Politicamente, inoltre, è una vittoria del Partito Popolare Europeo ma anche di Forza Italia.
Per Forza Italia è un risultato importantissimo. L’elezione a un ruolo così centrale di un suo esponente ha un significato politico e morale notevole, soprattutto perchè Tajani appartiene in modo solare al centrodestra e ha camminato a fianco di Silvio Berlusconi sin dall’inizio.
Eppure la Lega Nord di Matteo Salvini non lo ha votato. Tradotto nella politica italiana, quella di Salvini è un’altra fuga in avanti?
Guardi, a darmi più fastidio è stato il linguaggio della Lega Nord. Potevano votare Tajani o non votarlo, ma le dichiarazioni così aggressive nei suoi confronti sono state assolutamente sbagliate.
Si allontana, quindi, l’ipotesi di ricondurli nella coalizione?
Noi siamo pazienti e soprattutto robusti. Non vogliamo rotture, nonostante questa mancanza di garbo.
A proposito di coalizioni, Silvio Berlusconi è tornato in campo. Dopo mesi di tentennamenti, riapre il cantiere nel centrodestra?

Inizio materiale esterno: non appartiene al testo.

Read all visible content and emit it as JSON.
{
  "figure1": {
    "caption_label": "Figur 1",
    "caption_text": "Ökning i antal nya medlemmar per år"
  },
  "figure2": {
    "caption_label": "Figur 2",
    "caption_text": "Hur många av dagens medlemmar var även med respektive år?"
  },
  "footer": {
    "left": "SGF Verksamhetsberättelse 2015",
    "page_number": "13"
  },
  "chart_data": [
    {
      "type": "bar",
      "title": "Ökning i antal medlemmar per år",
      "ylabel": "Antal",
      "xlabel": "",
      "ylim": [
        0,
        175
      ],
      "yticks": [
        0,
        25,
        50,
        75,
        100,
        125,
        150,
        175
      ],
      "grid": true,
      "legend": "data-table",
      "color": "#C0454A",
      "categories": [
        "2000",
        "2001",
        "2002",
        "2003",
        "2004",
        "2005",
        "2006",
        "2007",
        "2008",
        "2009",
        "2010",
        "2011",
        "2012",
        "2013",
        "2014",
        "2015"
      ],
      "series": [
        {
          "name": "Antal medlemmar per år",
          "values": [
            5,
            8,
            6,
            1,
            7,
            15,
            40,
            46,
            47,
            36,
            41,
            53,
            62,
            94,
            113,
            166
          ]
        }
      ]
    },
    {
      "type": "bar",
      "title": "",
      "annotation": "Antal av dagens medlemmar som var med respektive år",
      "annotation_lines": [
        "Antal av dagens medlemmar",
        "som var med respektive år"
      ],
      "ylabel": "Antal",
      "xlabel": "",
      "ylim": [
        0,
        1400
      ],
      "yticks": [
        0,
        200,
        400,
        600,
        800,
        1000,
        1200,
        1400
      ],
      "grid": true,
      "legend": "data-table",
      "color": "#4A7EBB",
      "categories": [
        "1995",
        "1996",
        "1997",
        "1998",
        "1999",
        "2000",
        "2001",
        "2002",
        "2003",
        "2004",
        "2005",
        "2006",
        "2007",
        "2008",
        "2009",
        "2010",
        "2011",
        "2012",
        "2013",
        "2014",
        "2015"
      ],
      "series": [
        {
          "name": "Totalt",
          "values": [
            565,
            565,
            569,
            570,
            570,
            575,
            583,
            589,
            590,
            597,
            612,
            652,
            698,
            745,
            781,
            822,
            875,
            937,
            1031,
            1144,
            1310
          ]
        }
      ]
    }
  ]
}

A voler essere precisi, Silvio Berlusconi non è mai uscito dal campo. Ora speriamo che arrivi la sentenza da Strasburgo e faccia giustizia. Detto ciò, è ovvio che il nostro obiettivo sia quello di ricostruire la coalizione, anche se io credo che sia necessario riscoprire soprattutto il ruolo di Forza Italia, come ha detto chiaramente anche Berlusconi.
In termini politici che cosa significa? Un partito egemone?
Forza Italia deve ritrovare i suoi toni e la sua collocazione politica, per recuperare il voto dei moderati. E’ vero, in questo momento esiste il problema di una perdita di consensi, ma non accettiamo ricatti: certo, noi vogliamo la coalizione con Lega Nord e Fratelli d’Italia, ma loro per primi dove pensano di andare senza Forza Italia?
Eppure la sensazione è che il centrodestra si stia polverizzando in tanti nuovi movimenti più che coagulando in una dimensione unitaria.
Non solo, a me sembra anche che in troppi si stiano vestendo da leader. Oggi tutti fondano partiti come se questo bastasse ad aprire uno spazio politico, ma poi non si preoccupano di capire quale elettorato potrebbe votarli.
E quale legge elettorale rispecchia quest’ottica di coalizione?
Io penso ad una legge proporzionale con premio di coalizione. Attenzione, non un premio estrogeno che ingigantisca mostruosamente il vincitore, ma un premio di maggioranza basato su una soglia, per esempio alla coalizione che raggiunga almeno il 40%. A questo proposito, mi è sembrata molto saggia la proposta di Ignazio La Russa, che punta ad eliminare ballottaggi e liste bloccate, preservando la rappresentatività del sistema proporzionale.